The presumption of section 13-21-403(3) is not evidence. An instruction based on the statutory presumption of section 13-21-403(3) should not be given when there is evidence to the contrary. The only effect of the statutory presumption of section 13-21-403(3) is to impose the burden of going forward on the party against whom it is directed. See CRE 301.
One treatise explains the effect of presumptions as follows: "[T]he peculiar effect of a presumption 'of law' . . . is merely to invoke a rule of law compelling the jury to reach the conclusion in the absence of evidence to the contrary from the opponent. If the opponent does offer evidence to the contrary (sufficient to satisfy the judge's requirement of some evidence), the presumption disappears as a rule of law and the case is in the jury's hand free from any rule." 9 Wigmore § 2491, at 305. For further criticism of the rule that presumptions are evidence see 2 McCormick § 344, at 467-68 (instructing the jury that the presumption is evidence means little to the jury and runs counter to accepted theories of the nature of evidence); Alfred L. Gausewitz, Presumptions in a One-Rule World, 5 Vand. L. Rev. 324, 333-34 (1952); J.P. McBaine, Presumption; Are They Evidence?, 26 Cal. L. Rev. 519, 333-34 (1938). See also Annotation, Comment Note. — Effect of Presumption as Evidence or Upon Burden of Proof, Where Controverting Evidence is Introduced, 5 A.L.R.3d 19 (1966) (cataloguing cases holding that presumptions are not evidence, but also listing cases holding that presumptions are evidence). In Belle Bonfils Memorial Blood Bank v. Hansen, 665 P.2d 118, 126 n. 14 (Colo. 1983), we stated in a footnote that the presumption of section 13-21-403(1)(a) "acts as rebuttable evidence of the non-defectiveness of any product which may be the subject of a products liability action." We expressly noted in Belle Bonfils, however, that section 13-21-403(1)(a) was not at issue in the case before the court. In our view, later courts have erred to the extent that they have used Belle Bonfils to suggest that the presumptions of section 13-21-403 are evidence. See, e.g., Union Ins. Co. v. RCA Corp., 724 P.2d 80, 83 (Colo.App. 1986) (suggesting that the presumptions established by section 13-21-403 are considered to be evidence of non-defectiveness based on Belle Bonfils); Hawkinson v. A.H. Robins Co., 595 F. Supp. 1290, 1311 (D. Colo. 1984) (finding that the rebuttable presumption of section 13-21-403(1)(a) is to be considered as evidence based on Belle Bonfils); see also Tafoya v. Sears Roebuck Co., 884 F.2d 1330, 1336 (10th Cir. 1989) (quoting Union Ins. Co.).
CRE 301 is based on Federal Rule of Evidence 301. McCormick has noted that "it seems highly unlikely that an instruction to the jury referring to a presumption as evidence would be proper under the Federal Rule" because during congressional consideration of the Federal Rules, a version that treated presumptions as evidence was rejected as "ill-advised." 2 McCormick § 344, at 467 n. 34.
Accordingly, the court of appeals properly found that the giving of an instruction based on section 13-21-403(3) constituted reversible error.
IV
The district court properly instructed the jury on the duty of care Mile Hi owed Matz.

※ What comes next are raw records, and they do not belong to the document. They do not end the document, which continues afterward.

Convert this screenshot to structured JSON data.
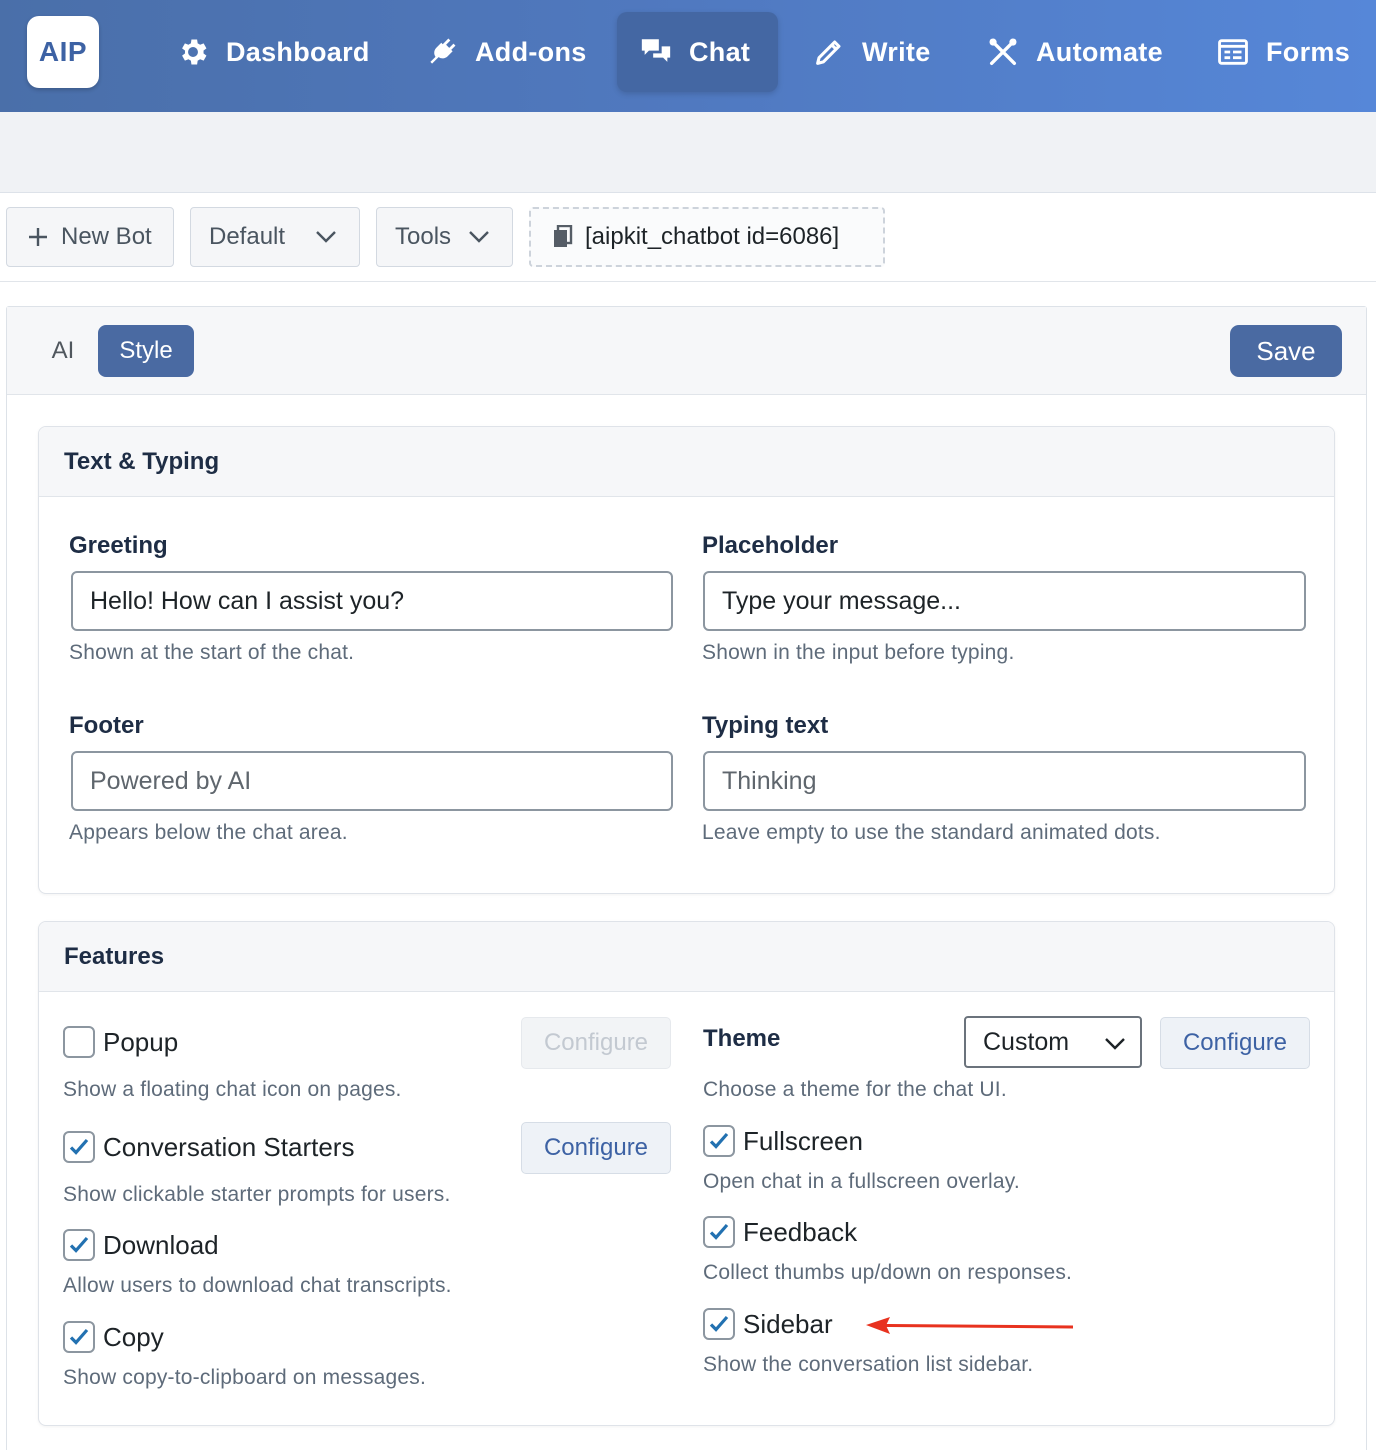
{
  "app": {
    "logo": "AIP",
    "nav": [
      {
        "label": "Dashboard",
        "icon": "gear-icon"
      },
      {
        "label": "Add-ons",
        "icon": "plug-icon"
      },
      {
        "label": "Chat",
        "icon": "chat-bubbles-icon",
        "active": true
      },
      {
        "label": "Write",
        "icon": "pencil-icon"
      },
      {
        "label": "Automate",
        "icon": "tools-icon"
      },
      {
        "label": "Forms",
        "icon": "form-icon"
      }
    ]
  },
  "toolbar": {
    "new_bot": "New Bot",
    "bot_select": "Default",
    "tools": "Tools",
    "shortcode": "[aipkit_chatbot id=6086]"
  },
  "panel": {
    "tabs": [
      {
        "label": "AI",
        "active": false
      },
      {
        "label": "Style",
        "active": true
      }
    ],
    "save": "Save"
  },
  "text_typing": {
    "title": "Text & Typing",
    "greeting": {
      "label": "Greeting",
      "value": "Hello! How can I assist you?",
      "help": "Shown at the start of the chat."
    },
    "placeholder": {
      "label": "Placeholder",
      "value": "Type your message...",
      "help": "Shown in the input before typing."
    },
    "footer": {
      "label": "Footer",
      "placeholder": "Powered by AI",
      "help": "Appears below the chat area."
    },
    "typing": {
      "label": "Typing text",
      "placeholder": "Thinking",
      "help": "Leave empty to use the standard animated dots."
    }
  },
  "features": {
    "title": "Features",
    "popup": {
      "label": "Popup",
      "checked": false,
      "help": "Show a floating chat icon on pages.",
      "configure": "Configure"
    },
    "starters": {
      "label": "Conversation Starters",
      "checked": true,
      "help": "Show clickable starter prompts for users.",
      "configure": "Configure"
    },
    "download": {
      "label": "Download",
      "checked": true,
      "help": "Allow users to download chat transcripts."
    },
    "copy": {
      "label": "Copy",
      "checked": true,
      "help": "Show copy-to-clipboard on messages."
    },
    "theme": {
      "label": "Theme",
      "value": "Custom",
      "help": "Choose a theme for the chat UI.",
      "configure": "Configure"
    },
    "fullscreen": {
      "label": "Fullscreen",
      "checked": true,
      "help": "Open chat in a fullscreen overlay."
    },
    "feedback": {
      "label": "Feedback",
      "checked": true,
      "help": "Collect thumbs up/down on responses."
    },
    "sidebar": {
      "label": "Sidebar",
      "checked": true,
      "help": "Show the conversation list sidebar."
    }
  },
  "colors": {
    "brand": "#4a6aa2",
    "checkbox_check": "#2271b1",
    "annotation_arrow": "#e8321f"
  }
}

However, the district court committed reversible error by instructing the jury on the statutory presumption of section 13-21-403(3). Accordingly, we affirm the judgment of the court of appeals in part, reverse in part, and return this case to the court of appeals with directions to remand for a new trial consistent with the views expressed in this opinion.
JUSTICE QUINN does not participate.
CHIEF JUSTICE ROVIRA concurs in part and dissents in part, and JUSTICE VOLLACK joins in the concurrence and dissent.